By Anna Marie Jilla
This article is a part of the March/April 2022, Volume 34, Number 2, Audiology Today issue.
The purpose of this article is to review the Center for Medicare and Medicaid Services (CMS) National Correct Coding Initiative (NCCI) as it relates to audiology coding and reporting for Medicare Part B claims, specifically for Procedure-to-Procedure (PTP) code-pair edits.
NCCI edits are updated quarterly by the CMS; therefore, information in this article may have changed since the article was submitted for publication. It is recommended that clinicians reference primary sources of information (i.e., the CMS website) whenever possible.
Background on the National Correct Coding Initiative (NCCI)
Medicare, a federally funded health-care program in the United States, is the largest single insurer of Americans.
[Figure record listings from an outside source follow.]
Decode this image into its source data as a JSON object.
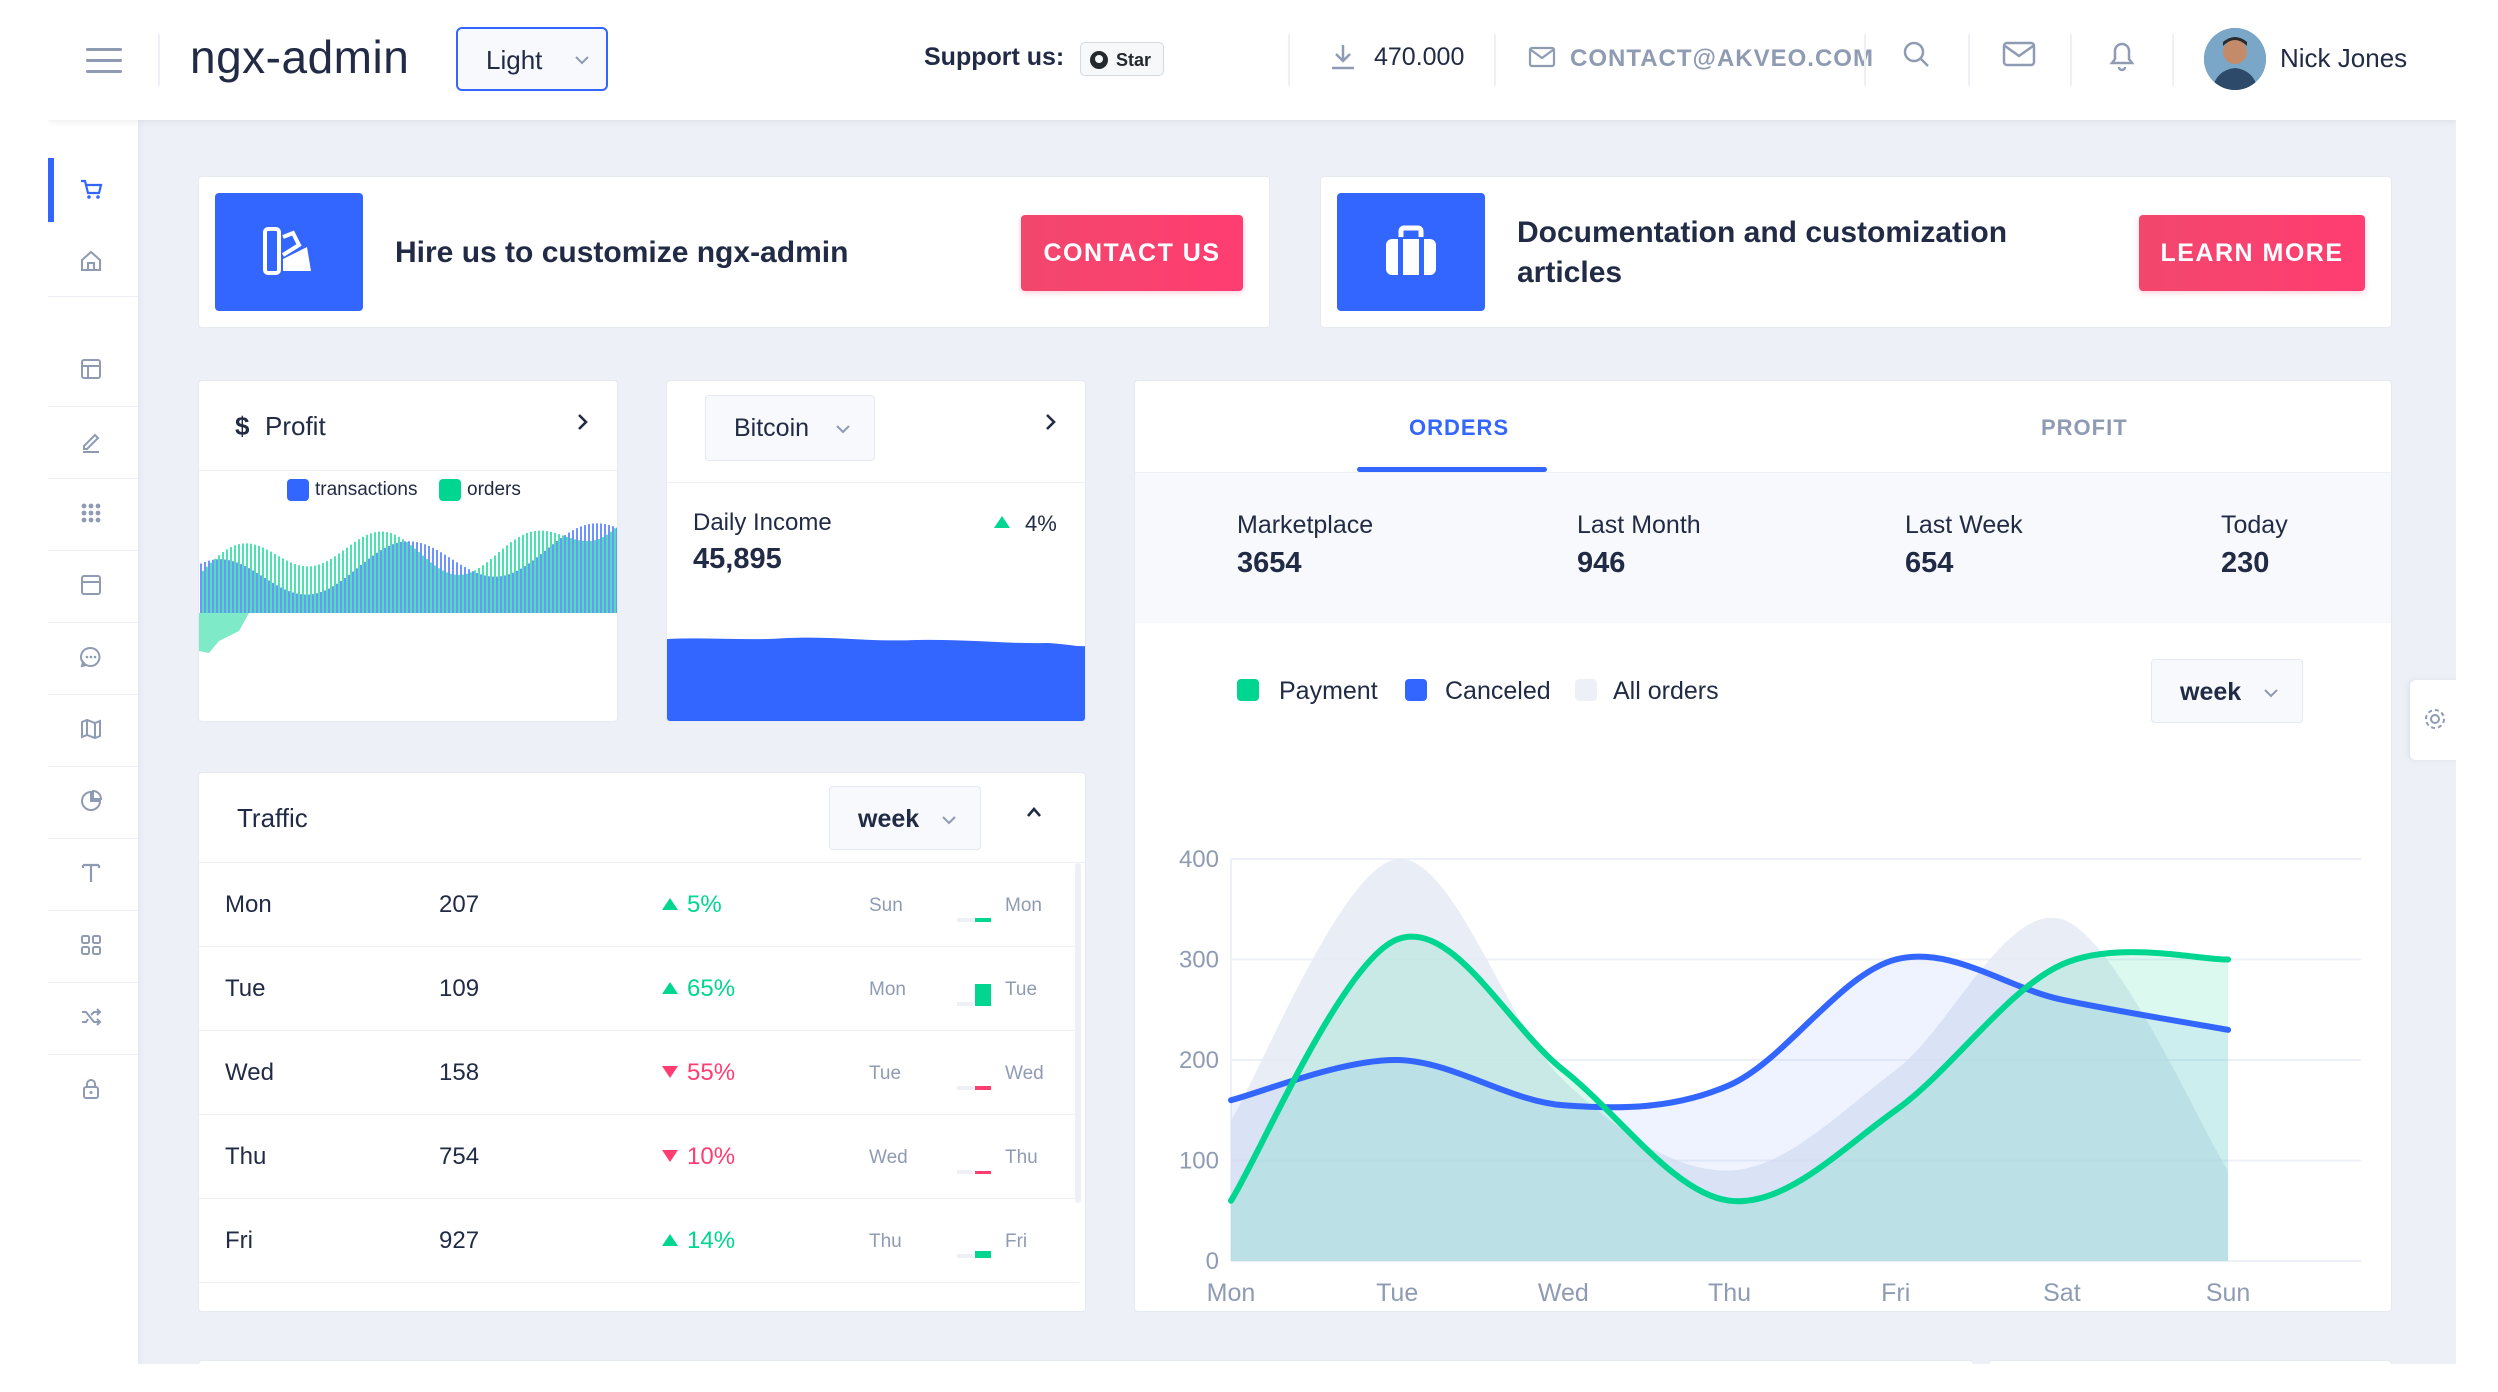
{
  "header": {
    "logo": "ngx-admin",
    "theme": "Light",
    "support_label": "Support us:",
    "star_label": "Star",
    "downloads": "470.000",
    "contact": "CONTACT@AKVEO.COM",
    "user_name": "Nick Jones"
  },
  "sidebar": {
    "items": [
      "shopping-cart-icon",
      "home-icon",
      "layout-icon",
      "edit-icon",
      "keypad-icon",
      "browser-icon",
      "message-circle-icon",
      "map-icon",
      "pie-chart-icon",
      "text-icon",
      "grid-icon",
      "shuffle-icon",
      "lock-icon"
    ]
  },
  "promo": {
    "hire_text": "Hire us to customize ngx-admin",
    "contact_button": "CONTACT US",
    "docs_text_line1": "Documentation and customization",
    "docs_text_line2": "articles",
    "learn_button": "LEARN MORE"
  },
  "profit_card": {
    "currency": "$",
    "title": "Profit",
    "legend": [
      "transactions",
      "orders"
    ]
  },
  "bitcoin_card": {
    "currency": "Bitcoin",
    "label": "Daily Income",
    "value": "45,895",
    "delta": "4%"
  },
  "traffic": {
    "title": "Traffic",
    "period": "week",
    "rows": [
      {
        "day": "Mon",
        "value": "207",
        "delta": "5%",
        "dir": "up",
        "prev": "Sun",
        "cur": "Mon"
      },
      {
        "day": "Tue",
        "value": "109",
        "delta": "65%",
        "dir": "up",
        "prev": "Mon",
        "cur": "Tue"
      },
      {
        "day": "Wed",
        "value": "158",
        "delta": "55%",
        "dir": "down",
        "prev": "Tue",
        "cur": "Wed"
      },
      {
        "day": "Thu",
        "value": "754",
        "delta": "10%",
        "dir": "down",
        "prev": "Wed",
        "cur": "Thu"
      },
      {
        "day": "Fri",
        "value": "927",
        "delta": "14%",
        "dir": "up",
        "prev": "Thu",
        "cur": "Fri"
      }
    ]
  },
  "orders_profit": {
    "tabs": [
      "ORDERS",
      "PROFIT"
    ],
    "active_tab": "ORDERS",
    "stats": [
      {
        "label": "Marketplace",
        "value": "3654"
      },
      {
        "label": "Last Month",
        "value": "946"
      },
      {
        "label": "Last Week",
        "value": "654"
      },
      {
        "label": "Today",
        "value": "230"
      }
    ],
    "legend": [
      "Payment",
      "Canceled",
      "All orders"
    ],
    "period": "week"
  },
  "colors": {
    "primary": "#3366ff",
    "success": "#00d68f",
    "danger": "#ff3d71",
    "muted": "#8f9bb3"
  },
  "chart_data": {
    "type": "area",
    "categories": [
      "Mon",
      "Tue",
      "Wed",
      "Thu",
      "Fri",
      "Sat",
      "Sun"
    ],
    "ylim": [
      0,
      400
    ],
    "yticks": [
      "0",
      "100",
      "200",
      "300",
      "400"
    ],
    "series": [
      {
        "name": "All orders",
        "values": [
          140,
          400,
          180,
          90,
          190,
          340,
          90
        ]
      },
      {
        "name": "Canceled",
        "values": [
          160,
          200,
          155,
          175,
          300,
          260,
          230
        ]
      },
      {
        "name": "Payment",
        "values": [
          60,
          320,
          190,
          60,
          150,
          295,
          300
        ]
      }
    ]
  }
}
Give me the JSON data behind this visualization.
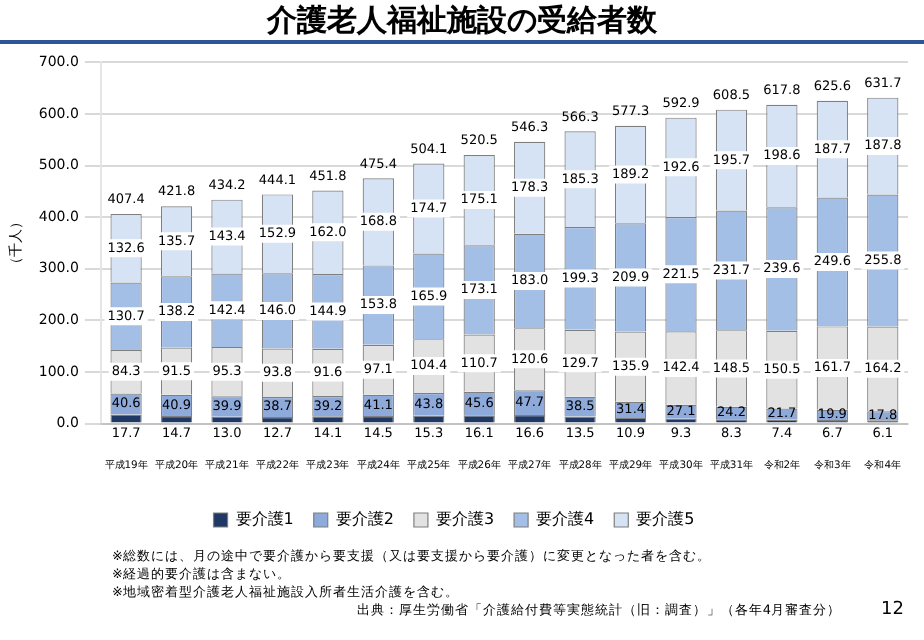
{
  "chart_data": {
    "type": "bar",
    "stacked": true,
    "title": "介護老人福祉施設の受給者数",
    "ylabel": "（千人）",
    "categories": [
      "平成19年",
      "平成20年",
      "平成21年",
      "平成22年",
      "平成23年",
      "平成24年",
      "平成25年",
      "平成26年",
      "平成27年",
      "平成28年",
      "平成29年",
      "平成30年",
      "平成31年",
      "令和2年",
      "令和3年",
      "令和4年"
    ],
    "series": [
      {
        "name": "要介護1",
        "color": "#1f3864",
        "values": [
          17.7,
          14.7,
          13.0,
          12.7,
          14.1,
          14.5,
          15.3,
          16.1,
          16.6,
          13.5,
          10.9,
          9.3,
          8.3,
          7.4,
          6.7,
          6.1
        ],
        "value_labels": [
          "17.7",
          "14.7",
          "13.0",
          "12.7",
          "14.1",
          "14.5",
          "15.3",
          "16.1",
          "16.6",
          "13.5",
          "10.9",
          "9.3",
          "8.3",
          "7.4",
          "6.7",
          "6.1"
        ]
      },
      {
        "name": "要介護2",
        "color": "#8eaadb",
        "values": [
          40.6,
          40.9,
          39.9,
          38.7,
          39.2,
          41.1,
          43.8,
          45.6,
          47.7,
          38.5,
          31.4,
          27.1,
          24.2,
          21.7,
          19.9,
          17.8
        ],
        "value_labels": [
          "40.6",
          "40.9",
          "39.9",
          "38.7",
          "39.2",
          "41.1",
          "43.8",
          "45.6",
          "47.7",
          "38.5",
          "31.4",
          "27.1",
          "24.2",
          "21.7",
          "19.9",
          "17.8"
        ]
      },
      {
        "name": "要介護3",
        "color": "#e2e2e2",
        "values": [
          84.3,
          91.5,
          95.3,
          93.8,
          91.6,
          97.1,
          104.4,
          110.7,
          120.6,
          129.7,
          135.9,
          142.4,
          148.5,
          150.5,
          161.7,
          164.2
        ],
        "value_labels": [
          "84.3",
          "91.5",
          "95.3",
          "93.8",
          "91.6",
          "97.1",
          "104.4",
          "110.7",
          "120.6",
          "129.7",
          "135.9",
          "142.4",
          "148.5",
          "150.5",
          "161.7",
          "164.2"
        ]
      },
      {
        "name": "要介護4",
        "color": "#a4bfe6",
        "values": [
          130.7,
          138.2,
          142.4,
          146.0,
          144.9,
          153.8,
          165.9,
          173.1,
          183.0,
          199.3,
          209.9,
          221.5,
          231.7,
          239.6,
          249.6,
          255.8
        ],
        "value_labels": [
          "130.7",
          "138.2",
          "142.4",
          "146.0",
          "144.9",
          "153.8",
          "165.9",
          "173.1",
          "183.0",
          "199.3",
          "209.9",
          "221.5",
          "231.7",
          "239.6",
          "249.6",
          "255.8"
        ]
      },
      {
        "name": "要介護5",
        "color": "#d6e3f5",
        "values": [
          132.6,
          135.7,
          143.4,
          152.9,
          162.0,
          168.8,
          174.7,
          175.1,
          178.3,
          185.3,
          189.2,
          192.6,
          195.7,
          198.6,
          187.7,
          187.8
        ],
        "value_labels": [
          "132.6",
          "135.7",
          "143.4",
          "152.9",
          "162.0",
          "168.8",
          "174.7",
          "175.1",
          "178.3",
          "185.3",
          "189.2",
          "192.6",
          "195.7",
          "198.6",
          "187.7",
          "187.8"
        ]
      }
    ],
    "ylim": [
      0,
      700
    ],
    "yticks": [
      {
        "value": 0,
        "label": "0.0"
      },
      {
        "value": 100,
        "label": "100.0"
      },
      {
        "value": 200,
        "label": "200.0"
      },
      {
        "value": 300,
        "label": "300.0"
      },
      {
        "value": 400,
        "label": "400.0"
      },
      {
        "value": 500,
        "label": "500.0"
      },
      {
        "value": 600,
        "label": "600.0"
      },
      {
        "value": 700,
        "label": "700.0"
      }
    ],
    "grid": "y",
    "legend": "bottom",
    "annotations": [
      {
        "text": "407.4",
        "x": "平成19年",
        "y": 407.4
      },
      {
        "text": "421.8",
        "x": "平成20年",
        "y": 421.8
      },
      {
        "text": "434.2",
        "x": "平成21年",
        "y": 434.2
      },
      {
        "text": "444.1",
        "x": "平成22年",
        "y": 444.1
      },
      {
        "text": "451.8",
        "x": "平成23年",
        "y": 451.8
      },
      {
        "text": "475.4",
        "x": "平成24年",
        "y": 475.4
      },
      {
        "text": "504.1",
        "x": "平成25年",
        "y": 504.1
      },
      {
        "text": "520.5",
        "x": "平成26年",
        "y": 520.5
      },
      {
        "text": "546.3",
        "x": "平成27年",
        "y": 546.3
      },
      {
        "text": "566.3",
        "x": "平成28年",
        "y": 566.3
      },
      {
        "text": "577.3",
        "x": "平成29年",
        "y": 577.3
      },
      {
        "text": "592.9",
        "x": "平成30年",
        "y": 592.9
      },
      {
        "text": "608.5",
        "x": "平成31年",
        "y": 608.5
      },
      {
        "text": "617.8",
        "x": "令和2年",
        "y": 617.8
      },
      {
        "text": "625.6",
        "x": "令和3年",
        "y": 625.6
      },
      {
        "text": "631.7",
        "x": "令和4年",
        "y": 631.7
      },
      "※総数には、月の途中で要介護から要支援（又は要支援から要介護）に変更となった者を含む。",
      "※経過的要介護は含まない。",
      "※地域密着型介護老人福祉施設入所者生活介護を含む。",
      "出典：厚生労働省「介護給付費等実態統計（旧：調査）」（各年4月審査分）",
      "12"
    ]
  }
}
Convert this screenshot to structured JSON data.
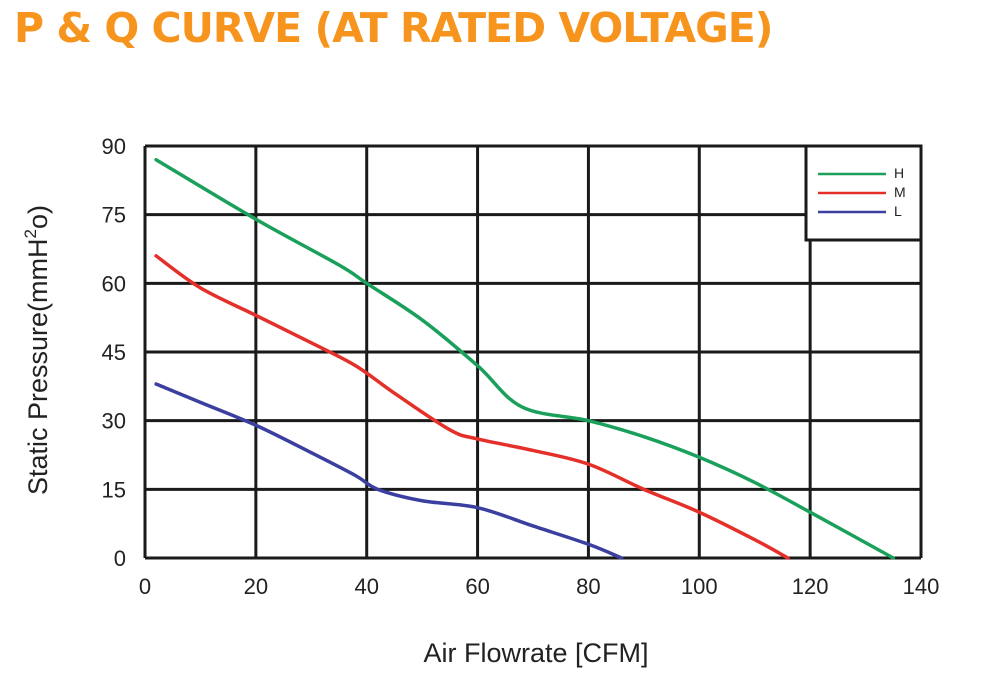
{
  "title": "P & Q CURVE (AT RATED VOLTAGE)",
  "colors": {
    "title": "#f7941d",
    "H": "#1aa05a",
    "M": "#e5302a",
    "L": "#3a3fa0",
    "grid": "#1a1a1a"
  },
  "chart_data": {
    "type": "line",
    "title": "P & Q CURVE (AT RATED VOLTAGE)",
    "xlabel": "Air Flowrate [CFM]",
    "ylabel": "Static Pressure(mmH2o)",
    "xlim": [
      0,
      140
    ],
    "ylim": [
      0,
      90
    ],
    "xticks": [
      0,
      20,
      40,
      60,
      80,
      100,
      120,
      140
    ],
    "yticks": [
      0,
      15,
      30,
      45,
      60,
      75,
      90
    ],
    "grid": true,
    "legend": "top-right",
    "series": [
      {
        "name": "H",
        "color": "#1aa05a",
        "x": [
          2,
          20,
          35,
          40,
          50,
          60,
          68,
          80,
          90,
          100,
          110,
          120,
          135
        ],
        "y": [
          87,
          74,
          64,
          60,
          52,
          42,
          33,
          30,
          26.5,
          22,
          16.5,
          10,
          0
        ]
      },
      {
        "name": "M",
        "color": "#e5302a",
        "x": [
          2,
          10,
          20,
          30,
          38,
          45,
          55,
          60,
          70,
          80,
          90,
          100,
          110,
          116
        ],
        "y": [
          66,
          59,
          53,
          47,
          42,
          36,
          28,
          26,
          23.5,
          20.5,
          15,
          10,
          4,
          0
        ]
      },
      {
        "name": "L",
        "color": "#3a3fa0",
        "x": [
          2,
          10,
          20,
          30,
          38,
          42,
          50,
          60,
          70,
          80,
          86
        ],
        "y": [
          38,
          34,
          29,
          23,
          18,
          15,
          12.5,
          11,
          7,
          3,
          0
        ]
      }
    ]
  }
}
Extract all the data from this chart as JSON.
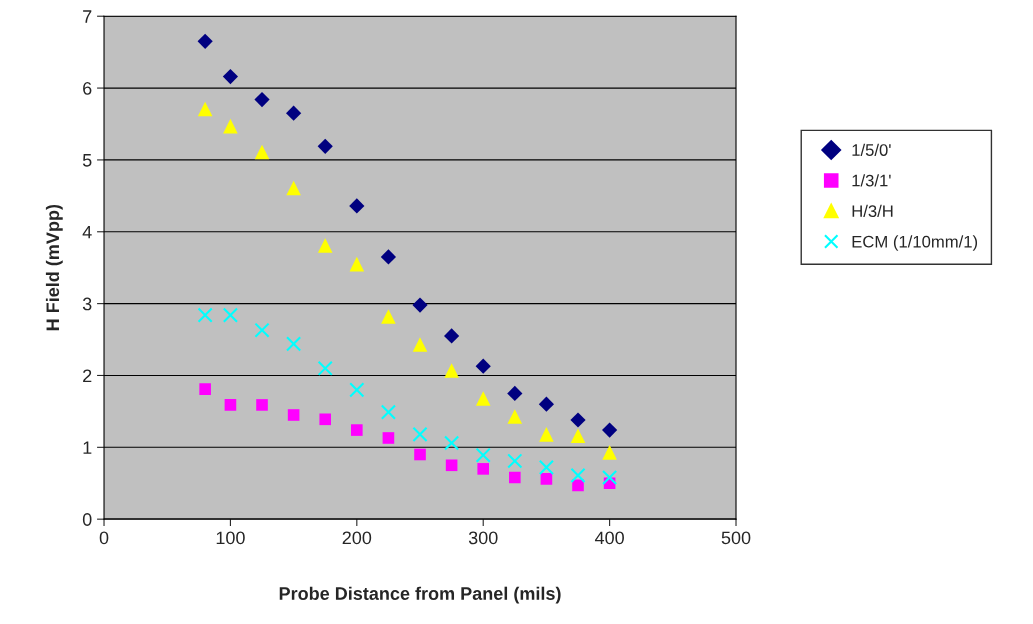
{
  "chart_data": {
    "type": "scatter",
    "xlabel": "Probe Distance from Panel (mils)",
    "ylabel": "H Field (mVpp)",
    "x": [
      80,
      100,
      125,
      150,
      175,
      200,
      225,
      250,
      275,
      300,
      325,
      350,
      375,
      400
    ],
    "series": [
      {
        "name": "1/5/0'",
        "color": "#000080",
        "marker": "diamond",
        "values": [
          6.65,
          6.16,
          5.84,
          5.65,
          5.19,
          4.36,
          3.65,
          2.98,
          2.55,
          2.13,
          1.75,
          1.6,
          1.38,
          1.24
        ]
      },
      {
        "name": "1/3/1'",
        "color": "#ff00ff",
        "marker": "square",
        "values": [
          1.81,
          1.59,
          1.59,
          1.45,
          1.39,
          1.24,
          1.13,
          0.9,
          0.75,
          0.7,
          0.58,
          0.56,
          0.47,
          0.5
        ]
      },
      {
        "name": "H/3/H",
        "color": "#ffff00",
        "marker": "triangle",
        "values": [
          5.71,
          5.47,
          5.11,
          4.61,
          3.81,
          3.55,
          2.82,
          2.43,
          2.07,
          1.68,
          1.43,
          1.18,
          1.16,
          0.93
        ]
      },
      {
        "name": "ECM (1/10mm/1)",
        "color": "#00ffff",
        "marker": "cross",
        "values": [
          2.84,
          2.84,
          2.63,
          2.44,
          2.1,
          1.8,
          1.49,
          1.18,
          1.06,
          0.89,
          0.81,
          0.72,
          0.61,
          0.58
        ]
      }
    ],
    "xlim": [
      0,
      500
    ],
    "xticks": [
      0,
      100,
      200,
      300,
      400,
      500
    ],
    "ylim": [
      0,
      7
    ],
    "yticks": [
      0,
      1,
      2,
      3,
      4,
      5,
      6,
      7
    ],
    "grid": "y",
    "legend": "right"
  }
}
Payments for claims made under the Medicare program are carefully monitored, as ineffective operations can be costly to the solvency of the program and the federal budget.
Managing claims payments is one way of controlling the Medicare budget and the NCCI was developed by the CMS “to promote national correct coding methodologies and to control improper coding that leads to inappropriate payment of [Medicare] Part B claims” (CMS NCCI: Policy Manual for Medicare, Introduction, p. 3) (CMS, 2022).
Correct coding policies are conventions developed by the CMS to reduce unnecessary spending under the traditional Medicare program (i.e., Medicare Parts A and B). Rules take into account the codes available through the American Medical Association (AMA) Current Procedural Terminology (CPT) and Healthcare Common Procedure Coding System (HCPCS), national and local Medicare policies, standards of clinical practice, coding guidance from national societies, and current coding practice (CMS NCCI: Policy Manual for Medicare, Introduction, p. 3) (CMS, 2022).
The NCCI promotes several generic, correct coding conventions including:
- The accurate reporting of services performed.
- Avoiding unbundled reporting of codes where a comprehensive CPT or HCPCS code more accurately describes the service or fragmenting the reporting of a procedure into its component parts (e.g., reporting component services of 92557-Comprehensive audiometry threshold evaluation and speech recognition).
- Avoiding unbundled reporting of a bilateral procedure into two unilateral procedures.
- Avoiding downcoding or upcoding in favor of reporting CPT or HCPCS codes that best describe the services rendered.
- The correct reporting of dates and units of service for quantity-based codes (e.g., 95992–Canalith repositioning procedure, per day only allows one unit to be reported per day, per patient, per provider).